Трое служивых сидят в караульном помещении во время несения караула. Один из них – Цапля – обойденный званием ефрейтор, помыкающий молодыми, армейский «дед». Другой – находящийся в его подчинении молодой солдат рядовой Банников по кличке Машка. Кличка зловещая, с намеком на гомосексуализм. И шуточки старослужащего Цапли в том же направлении. Третий участник маленькой драмы – безымянный унтер, который ни во что не вмешивается и спокойно наблюдает за тем, как Цапля издевается над Банниковым. Он просто несет службу – как умеет. Банникова, молодого, не жалко ни ему, ни автору. И в самом деле, жалеть «Машку» не за что, потому что «с первых же дней службы, приглядевшись к отношениям людей, окружавших его, он понял, что молодому и неопытному солдату легче всего служить, угождая начальству. Он так и делал, но его никто не любил и не чувствовал к нему ни малейшей симпатии. Покорность и угодливость – козыри в жизненной игре.

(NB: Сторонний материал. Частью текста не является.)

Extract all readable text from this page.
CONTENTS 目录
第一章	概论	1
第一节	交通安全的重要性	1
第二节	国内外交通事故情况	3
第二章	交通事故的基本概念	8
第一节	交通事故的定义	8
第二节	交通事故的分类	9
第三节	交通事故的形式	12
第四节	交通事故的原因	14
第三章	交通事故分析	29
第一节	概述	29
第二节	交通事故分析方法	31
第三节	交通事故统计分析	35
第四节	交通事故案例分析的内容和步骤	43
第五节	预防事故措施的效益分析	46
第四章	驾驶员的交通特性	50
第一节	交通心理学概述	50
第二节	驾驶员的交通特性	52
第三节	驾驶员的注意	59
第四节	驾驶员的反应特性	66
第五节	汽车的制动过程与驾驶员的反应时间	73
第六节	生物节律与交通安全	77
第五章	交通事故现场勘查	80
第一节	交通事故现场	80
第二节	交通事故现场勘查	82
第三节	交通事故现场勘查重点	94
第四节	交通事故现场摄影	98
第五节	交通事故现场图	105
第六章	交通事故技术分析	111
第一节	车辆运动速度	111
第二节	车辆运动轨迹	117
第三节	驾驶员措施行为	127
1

Но в покорности и угодливости Банникова слишком чувствовались и вынужденность и сознательная умеренность этих качеств. Когда он подавал сапоги или винтовку, вычищенные им, своему взводному или по первому слову бежал в лавочку, тратя свои деньги, у него всегда был вид и выражение лица, говорящие, что это он делает без всякой приятности, но и без злобы, потому что так нужно, потому что он в зависимости и знает, как сделать, чтобы жилось легче».
А жизнь у всех трудная. Холодно, голодно, тоскливо, за окном ветер. Унтер и Цапля хотят выпить чаю и посылают Банникова в трактир. В это время заходит разводящий офицер. Не найдя рядового на месте и узнав, что его послали за чаем, наказывает унтера пятью сутками карцера. Когда возвращается Банников, Цапля начинает во всем его винить, что, мол, долго ходил и подвел хорошего человека, потом бьет его по лицу. (В то время как унтер, понимая, что сам не прав, относится к наказанию как к справедливому.) Молодому обидно. Он знает, что ни при чем. К тому же он купил угощение на свои деньги. Так и не успев попить чаю, глотая слезы, он идет на пост сменить другого солдата, а Цапля, все более и более распаляясь, думает, как бы «Машке» еще отомстить, решает его напугать, отняв у него затвор. Он тихо, ползком, подкрадывается к часовому, но тут Банников его замечает. А дальше следует такая сцена.
Солдат стоит с ружьем, безоружный ефрейтор Цапля лежит на земле. Они поменялись ролями. Цапля в руках у молодого. И тогда Банников…
«Не зная, что делать, и окончательно растерявшись, он перевернул винтовку прикладом вверх, приставил острие штыка к затылку ефрейтора и тоскливо затаил дыхание.